From 1d7e79f7c3b3a8bed43f2cf0547eb3ceb356b6ab Mon Sep 17 00:00:00 2001
From: Garry Tan <garrytan@gmail.com>
Date: Mon, 23 Mar 2026 05:25:13 -0700
Subject: [PATCH] =?UTF-8?q?feat:=20parallelize=20CI=20evals=20=E2=80=94=20?=
 =?UTF-8?q?12=20runners=20(1=20per=20suite)=20for=20~3min=20wall=20clock?=
MIME-Version: 1.0
Content-Type: text/plain; charset=UTF-8
Content-Transfer-Encoding: 8bit

Matrix strategy spins up 12 ubicloud-standard-2 runners simultaneously,
one per test file. Separate report job aggregates all artifacts into a
single PR comment. Bun dependency cache cuts install from ~30s to ~3s.

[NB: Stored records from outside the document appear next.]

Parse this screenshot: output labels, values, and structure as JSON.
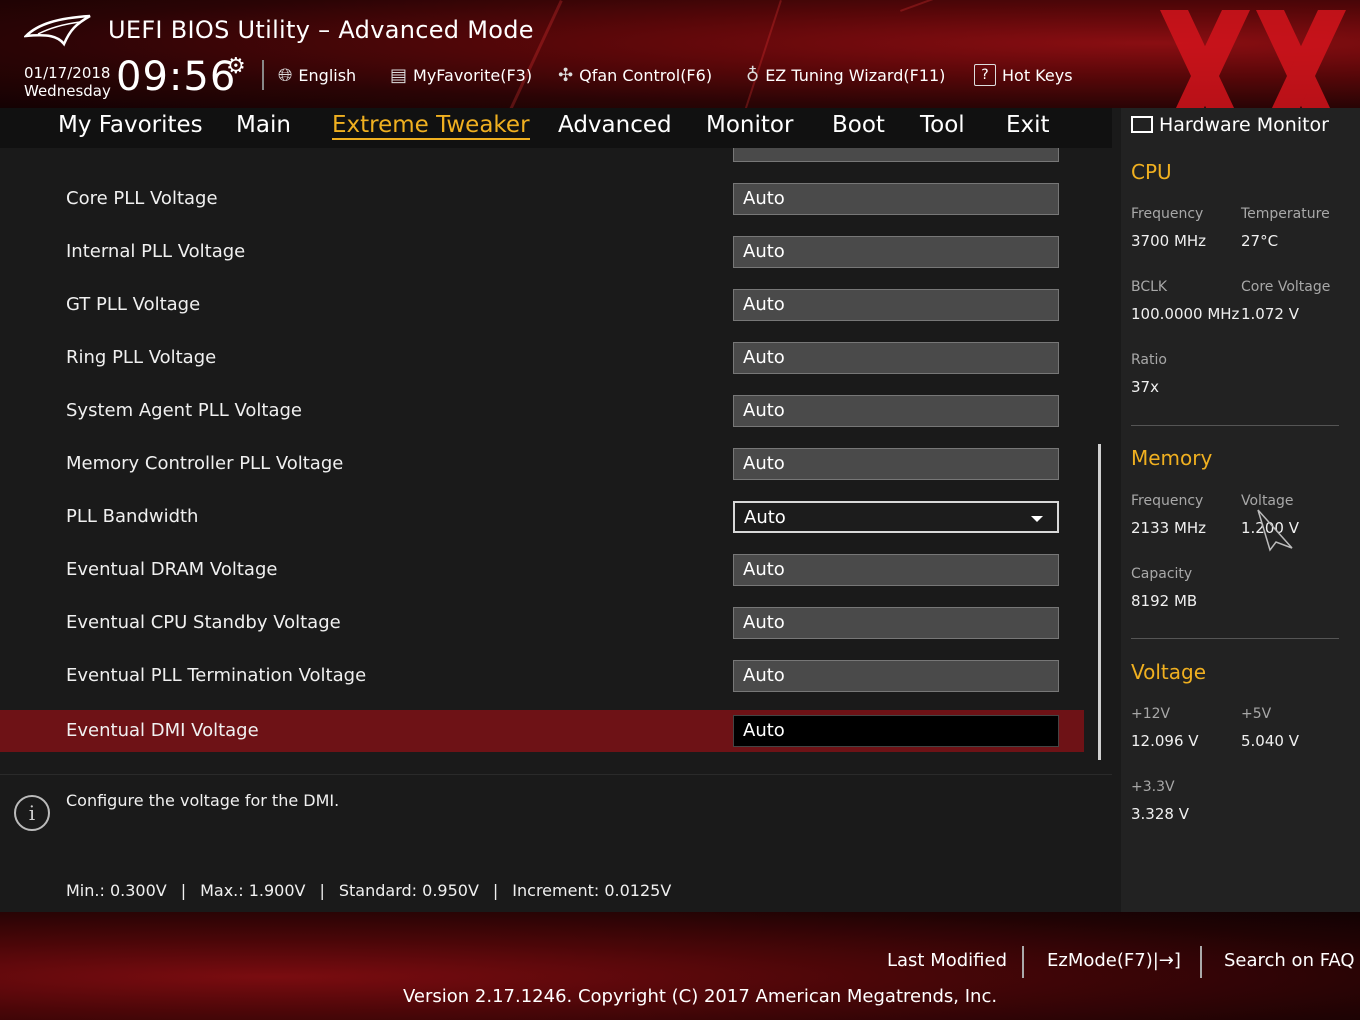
{
  "header": {
    "title": "UEFI BIOS Utility – Advanced Mode",
    "date": "01/17/2018",
    "day": "Wednesday",
    "time": "09:56",
    "language": "English",
    "myfavorite": "MyFavorite(F3)",
    "qfan": "Qfan Control(F6)",
    "ez_tuning": "EZ Tuning Wizard(F11)",
    "hotkeys": "Hot Keys",
    "hotkeys_glyph": "?"
  },
  "nav": {
    "tabs": [
      "My Favorites",
      "Main",
      "Extreme Tweaker",
      "Advanced",
      "Monitor",
      "Boot",
      "Tool",
      "Exit"
    ],
    "active": "Extreme Tweaker"
  },
  "settings": [
    {
      "label": "Core PLL Voltage",
      "value": "Auto"
    },
    {
      "label": "Internal PLL Voltage",
      "value": "Auto"
    },
    {
      "label": "GT PLL Voltage",
      "value": "Auto"
    },
    {
      "label": "Ring PLL Voltage",
      "value": "Auto"
    },
    {
      "label": "System Agent PLL Voltage",
      "value": "Auto"
    },
    {
      "label": "Memory Controller PLL Voltage",
      "value": "Auto"
    },
    {
      "label": "PLL Bandwidth",
      "value": "Auto"
    },
    {
      "label": "Eventual DRAM Voltage",
      "value": "Auto"
    },
    {
      "label": "Eventual CPU Standby Voltage",
      "value": "Auto"
    },
    {
      "label": "Eventual PLL Termination Voltage",
      "value": "Auto"
    },
    {
      "label": "Eventual DMI Voltage",
      "value": "Auto"
    }
  ],
  "info": {
    "description": "Configure the voltage for the DMI.",
    "min": "Min.: 0.300V",
    "max": "Max.: 1.900V",
    "standard": "Standard: 0.950V",
    "increment": "Increment: 0.0125V",
    "separator": "|",
    "icon": "i"
  },
  "hw_monitor": {
    "title": "Hardware Monitor",
    "cpu": {
      "heading": "CPU",
      "frequency_label": "Frequency",
      "frequency": "3700 MHz",
      "temperature_label": "Temperature",
      "temperature": "27°C",
      "bclk_label": "BCLK",
      "bclk": "100.0000 MHz",
      "core_voltage_label": "Core Voltage",
      "core_voltage": "1.072 V",
      "ratio_label": "Ratio",
      "ratio": "37x"
    },
    "memory": {
      "heading": "Memory",
      "frequency_label": "Frequency",
      "frequency": "2133 MHz",
      "voltage_label": "Voltage",
      "voltage": "1.200 V",
      "capacity_label": "Capacity",
      "capacity": "8192 MB"
    },
    "voltage": {
      "heading": "Voltage",
      "v12_label": "+12V",
      "v12": "12.096 V",
      "v5_label": "+5V",
      "v5": "5.040 V",
      "v33_label": "+3.3V",
      "v33": "3.328 V"
    }
  },
  "footer": {
    "last_modified": "Last Modified",
    "ezmode": "EzMode(F7)|→]",
    "search_faq": "Search on FAQ",
    "version": "Version 2.17.1246. Copyright (C) 2017 American Megatrends, Inc."
  },
  "colors": {
    "accent": "#f0b020",
    "selected_row": "#6e1216",
    "header_red": "#8a0e12"
  }
}
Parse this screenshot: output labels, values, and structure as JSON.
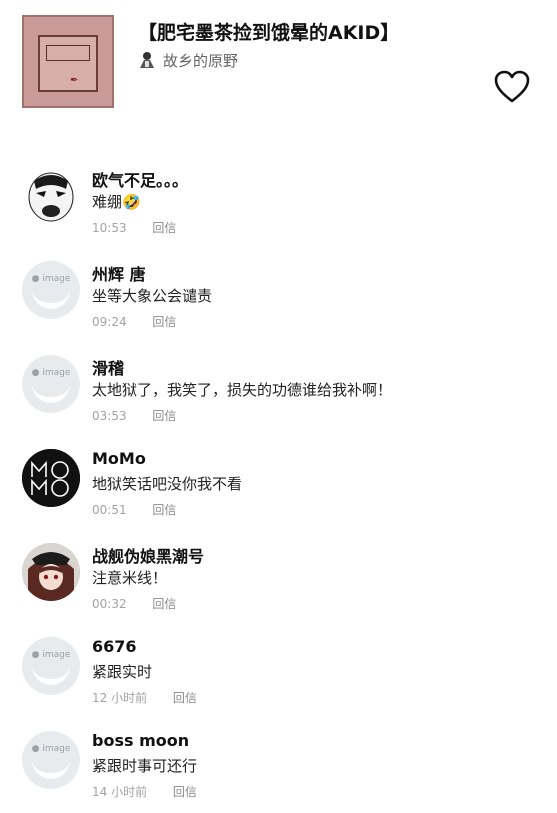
{
  "song": {
    "title": "【肥宅墨茶捡到饿晕的AKID】",
    "artist": "故乡的原野"
  },
  "icons": {
    "like": "heart-outline-icon",
    "emoji": "laughing-emoji-icon"
  },
  "comments": [
    {
      "user": "欧气不足。。。",
      "text": "难绷",
      "emoji": "🤣",
      "time": "10:53",
      "reply": "回信",
      "avatar": "meme-face"
    },
    {
      "user": "州辉 唐",
      "text": "坐等大象公会谴责",
      "time": "09:24",
      "reply": "回信",
      "avatar": "placeholder"
    },
    {
      "user": "滑稽",
      "text": "太地狱了，我笑了，损失的功德谁给我补啊！",
      "time": "03:53",
      "reply": "回信",
      "avatar": "placeholder"
    },
    {
      "user": "MoMo",
      "text": "地狱笑话吧没你我不看",
      "time": "00:51",
      "reply": "回信",
      "avatar": "momo-logo"
    },
    {
      "user": "战舰伪娘黑潮号",
      "text": "注意米线！",
      "time": "00:32",
      "reply": "回信",
      "avatar": "anime-girl"
    },
    {
      "user": "6676",
      "text": "紧跟实时",
      "time": "12 小时前",
      "reply": "回信",
      "avatar": "placeholder"
    },
    {
      "user": "boss moon",
      "text": "紧跟时事可还行",
      "time": "14 小时前",
      "reply": "回信",
      "avatar": "placeholder"
    }
  ]
}
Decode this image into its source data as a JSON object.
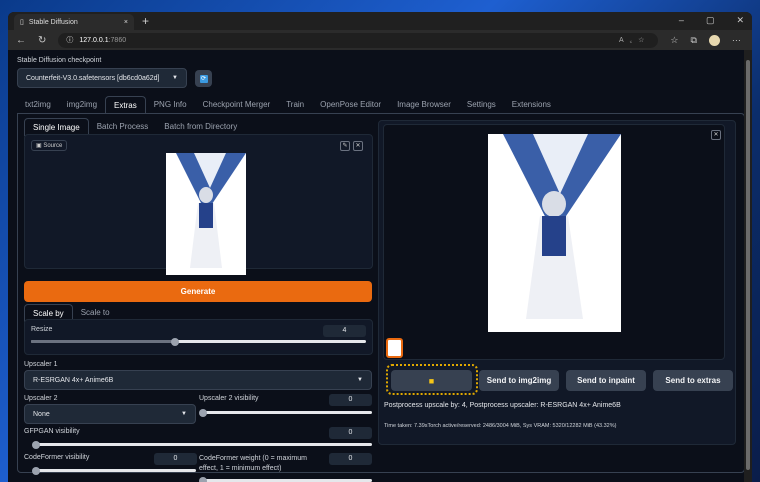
{
  "browser": {
    "tab_title": "Stable Diffusion",
    "url_host": "127.0.0.1",
    "url_port": ":7860"
  },
  "checkpoint": {
    "label": "Stable Diffusion checkpoint",
    "value": "Counterfeit-V3.0.safetensors [db6cd0a62d]"
  },
  "tabs": [
    "txt2img",
    "img2img",
    "Extras",
    "PNG Info",
    "Checkpoint Merger",
    "Train",
    "OpenPose Editor",
    "Image Browser",
    "Settings",
    "Extensions"
  ],
  "subtabs": [
    "Single Image",
    "Batch Process",
    "Batch from Directory"
  ],
  "source_label": "Source",
  "generate_label": "Generate",
  "scale_tabs": [
    "Scale by",
    "Scale to"
  ],
  "resize": {
    "label": "Resize",
    "value": "4",
    "fraction": 0.43
  },
  "upscaler1": {
    "label": "Upscaler 1",
    "value": "R-ESRGAN 4x+ Anime6B"
  },
  "upscaler2": {
    "label": "Upscaler 2",
    "value": "None"
  },
  "upscaler2_vis": {
    "label": "Upscaler 2 visibility",
    "value": "0"
  },
  "gfpgan": {
    "label": "GFPGAN visibility",
    "value": "0"
  },
  "codeformer_vis": {
    "label": "CodeFormer visibility",
    "value": "0"
  },
  "codeformer_weight": {
    "label": "CodeFormer weight (0 = maximum effect, 1 = minimum effect)",
    "value": "0"
  },
  "output": {
    "buttons": [
      "Send to img2img",
      "Send to inpaint",
      "Send to extras"
    ],
    "info": "Postprocess upscale by: 4, Postprocess upscaler: R-ESRGAN 4x+ Anime6B",
    "time": "Time taken: 7.39sTorch active/reserved: 2486/3004 MiB, Sys VRAM: 5320/12282 MiB (43.32%)"
  }
}
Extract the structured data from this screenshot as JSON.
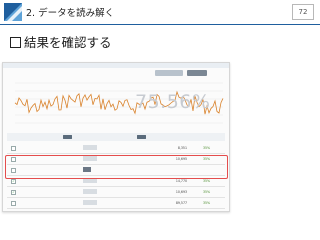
{
  "header": {
    "title": "2. データを読み解く",
    "page_number": "72"
  },
  "heading": {
    "text": "結果を確認する"
  },
  "screenshot": {
    "big_percent": "75.56%",
    "rows": [
      {
        "checked": false,
        "value": "8,351",
        "pct": "35%"
      },
      {
        "checked": false,
        "value": "10,695",
        "pct": "35%"
      },
      {
        "checked": false,
        "value": "",
        "pct": ""
      },
      {
        "checked": true,
        "value": "14,770",
        "pct": "35%"
      },
      {
        "checked": true,
        "value": "10,693",
        "pct": "35%"
      },
      {
        "checked": false,
        "value": "89,577",
        "pct": "35%"
      }
    ],
    "chart_line_color": "#d9822b"
  }
}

Runner cost: ~$0.048 (from $0.024) — negligible vs $3-4 API costs.
Wall clock: ~3-4min (from ~8min).

Co-Authored-By: Claude Opus 4.6 (1M context) <noreply@anthropic.com>
---
 .github/workflows/evals.yml | 95 +++++++++++++++++++++++--------------
 1 file changed, 60 insertions(+), 35 deletions(-)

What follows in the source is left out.